La chronique ne retiendra pas les faits, oui. Ils sont pourtant essentiels, ces lieux, ces gestes, ces visages, aussi capitaux que nécessaires au déroulement futur de l’histoire. Mais légende et chronique ne sont guère généreuses. Ainsi la bouche qui s’attarde en ce moment même sur la pointe la plus chaude et rougie du sexe de l’homme, cette bouche est condamnée à l’anonymat par la chronique et jamais elle ne daignera inférer à cette cause un quelconque effet qui puisse de quelque manière peser sur le cours des évènements.
Arithmétique, aussi rythmique que métrique, mécanique, méthodique, le jeu cesse, la danse se casse, les deux corps sont suspendus un instant en un clic, un hiatus de leur liaison avant la dévisse. Un instant un souffle l’aube avant la décharge, le membre turgescent déverse sa colère dans la bouche aussi surprise que comprise et cette décharge dans la bouche se communique aussi au corps restant de la bouche, à son tour saisi de tressaillements, maintenus d’un seul doigt bien posé, et l’instant le souffle l’aube dure le temps d’un instant d’un souffle mais il dure le temps de l’aube qui est un temps qui ne dure pas, qui perdure, qui s’étire, et les corps se déchirent, accablés retombent sur la couche, et les gouttelettes avec elle sur les ventres, les joues, les mains et étoffes pesantes.
Cette bouche, alors qu’enfin elle reçoit, de manière aussi capricieuse que logique, toute la semence du monde, cette bouche n’est pas seulement cette bouche dans laquelle se déverse toute la semence de l’homme, mais elle est une bouche anonyme parmi tant d’autres, elle est toutes les bouches, et toutes les bouches ne le font pas souvent, et sans doute la plupart ne le feront jamais de leur vie, mais toutes les bouches en retour peuvent se permettre de prétendre avoir baisé le gland du prince, et d’avoir bu le sperme du prince, bu le sperme de dieu lui-même, sperme dont quelques gouttes, dit-on, confère l’immortalité, ou encore une descendance de futurs généraux, de notables, de jumeaux facétieux ou d’excellents cavaliers.

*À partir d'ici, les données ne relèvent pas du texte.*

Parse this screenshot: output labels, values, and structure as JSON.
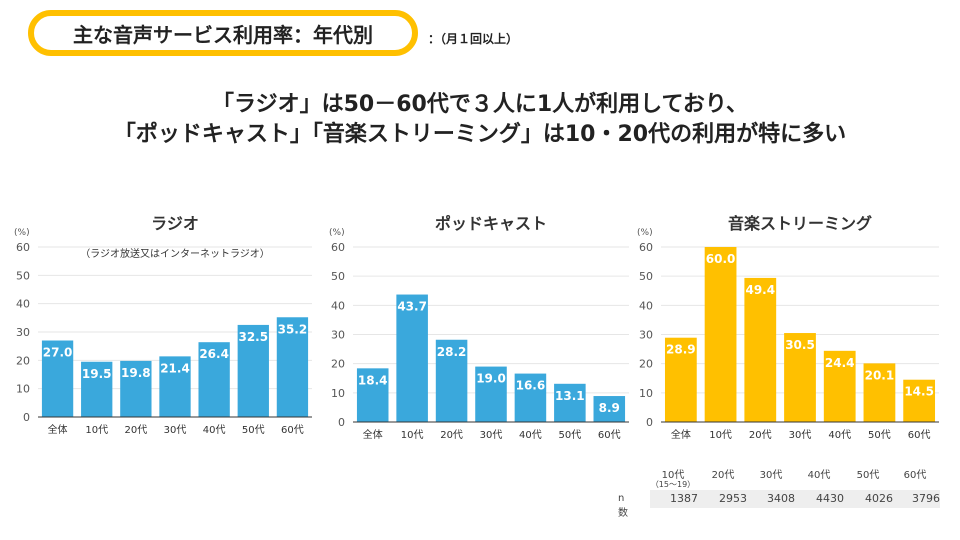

Mais on sait bien, à errer avec des centaines d’autres bouches, d’autres sexes anonymes dans les couloirs de la maison d’or que les immortels sont inconstants, et sujets à des complétions complexes, souvent mélancoliques, parfois funestes, et puis qu’en ferait-on, d’une paire de jumeaux prétentieux, quand on peut lécher aujourd’hui les couilles de dieu lui-même comme une crème glacée aromatisée à la véritable pistache de Bronta.